GOP Doubles Down on Ryan to Change the Narrative
March 15, 2013 · 9:47 AM EDT
In what can only be regarded as an interesting gamble, Wisconsin Rep. Paul D. Ryan and House Republicans this week are proposing an economic agenda oddly similar to the one they have been offering for the past two years.
Among other things, the Ryan budget plan, which intends to balance the federal budget in 10 years, rolls back the health care legislation passed in 2010, transforms Medicare and creates just two personal income brackets, 10 percent and 25 percent.
Whatever you think of the proposal as a policy document, Republicans are gambling that they will benefit from a comparison between the Ryan budget and a budget that Senate Democrats are offering. “The whole point of the Ryan budget is to have a fight with the Democrats,” one GOP strategist told me recently. “The alternative is the status quo, and we haven’t done very well with that.”
February’s NBC News/Wall Street Journal poll found only 29 percent of respondents had a positive view of the Republican Party, while 46 percent said they had a negative view. The Democratic Party’s image (41 percent positive/36 percent negative) was much better. In the same survey, 22 percent of respondents said the GOP was emphasizing unifying the country, while 64 percent said it was emphasizing a partisan approach. Once again, Democrats had better numbers (37 percent unifying the country/49 percent emphasizing a partisan approach).
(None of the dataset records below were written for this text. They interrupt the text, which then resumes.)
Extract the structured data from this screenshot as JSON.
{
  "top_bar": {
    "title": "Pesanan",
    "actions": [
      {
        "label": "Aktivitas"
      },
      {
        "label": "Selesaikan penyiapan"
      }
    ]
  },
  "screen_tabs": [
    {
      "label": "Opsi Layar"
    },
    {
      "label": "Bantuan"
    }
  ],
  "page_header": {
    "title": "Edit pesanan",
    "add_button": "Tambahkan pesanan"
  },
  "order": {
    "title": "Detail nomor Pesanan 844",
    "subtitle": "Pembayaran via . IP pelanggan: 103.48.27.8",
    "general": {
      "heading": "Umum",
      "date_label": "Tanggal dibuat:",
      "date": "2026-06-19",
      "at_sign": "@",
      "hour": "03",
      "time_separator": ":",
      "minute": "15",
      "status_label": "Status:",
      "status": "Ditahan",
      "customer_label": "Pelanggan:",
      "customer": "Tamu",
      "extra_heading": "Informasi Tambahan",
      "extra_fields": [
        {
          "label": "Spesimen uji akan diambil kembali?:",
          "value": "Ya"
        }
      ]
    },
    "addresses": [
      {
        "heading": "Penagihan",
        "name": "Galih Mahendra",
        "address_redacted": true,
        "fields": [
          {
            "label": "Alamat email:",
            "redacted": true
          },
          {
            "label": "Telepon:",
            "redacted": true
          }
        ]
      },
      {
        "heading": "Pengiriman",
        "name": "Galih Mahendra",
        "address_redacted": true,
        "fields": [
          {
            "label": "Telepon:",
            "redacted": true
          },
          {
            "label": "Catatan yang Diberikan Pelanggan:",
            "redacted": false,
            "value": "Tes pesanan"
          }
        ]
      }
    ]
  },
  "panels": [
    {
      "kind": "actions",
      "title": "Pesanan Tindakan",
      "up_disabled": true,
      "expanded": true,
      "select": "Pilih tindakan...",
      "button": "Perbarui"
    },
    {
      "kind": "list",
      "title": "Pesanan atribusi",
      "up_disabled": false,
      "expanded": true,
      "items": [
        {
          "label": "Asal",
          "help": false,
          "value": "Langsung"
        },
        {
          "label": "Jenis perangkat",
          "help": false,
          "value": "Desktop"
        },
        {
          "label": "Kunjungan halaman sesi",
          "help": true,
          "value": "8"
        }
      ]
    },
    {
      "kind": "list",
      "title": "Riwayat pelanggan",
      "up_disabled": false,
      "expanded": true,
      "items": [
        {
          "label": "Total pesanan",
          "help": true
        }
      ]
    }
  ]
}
Democrats are absolutely giddy that they have yet another shot at the Ryan budget, figuring they can use the same weapons against the GOP that President Barack Obama and his party have used for years.
Regardless of whether you think the Democratic attacks are fair, the budget invites the party to criticize Republicans for wanting to “end Medicare as we know it” and to “cut taxes for millionaires.”
But Republican strategists I talked with don’t seem particularly worried about those attacks.
Two different Republicans made the same argument to me recently when they noted that Democratic attacks on Medicare didn’t prove effective in last year’s elections, so there was no need to worry about another round of the same attacks from the House and Senate campaign committees now.
While Medicare remains a net negative for Republicans in polling, party insiders note that 2012 GOP presidential nominee Mitt Romney won seniors in spite of the Democratic attacks. And while Democrats talked last cycle as if the Ryan budget would put the House into play, that never happened.
GOP insiders are ready and willing to take hits on Medicare and spending cuts if they can have a clear shot at a Democratic budget — a target they haven’t had for years. “We aren’t going to be fighting about the Ryan budget,” one Republican promised. “Our members must pivot away from it and talk exclusively about the Democratic budget. The next few months can’t be a referendum about our budget. It must be a choice between the two approaches.”
But some Republican insiders point out that “balance” and “balanced budgets” will also be a key part of the discussion.
Republicans believe that voters think that Democrats have a near-term plan to balance the budget, largely because Democratic members of Congress spend so much time talking about the need for a “balanced” approach. But when Democrats use the word “balance,” they aren’t referring to a “balanced budget” but to their plan to have both spending cuts (and entitlement changes) on one hand, and higher taxes on the other. When voters understand that, GOP operatives say, the entire political argument will change.
We’ll see who is right over the next few months, and whether Democrats focus on the Ryan budget’s proposed 25 percent top rate as a way of further demonizing Republicans as advocates for the wealthy.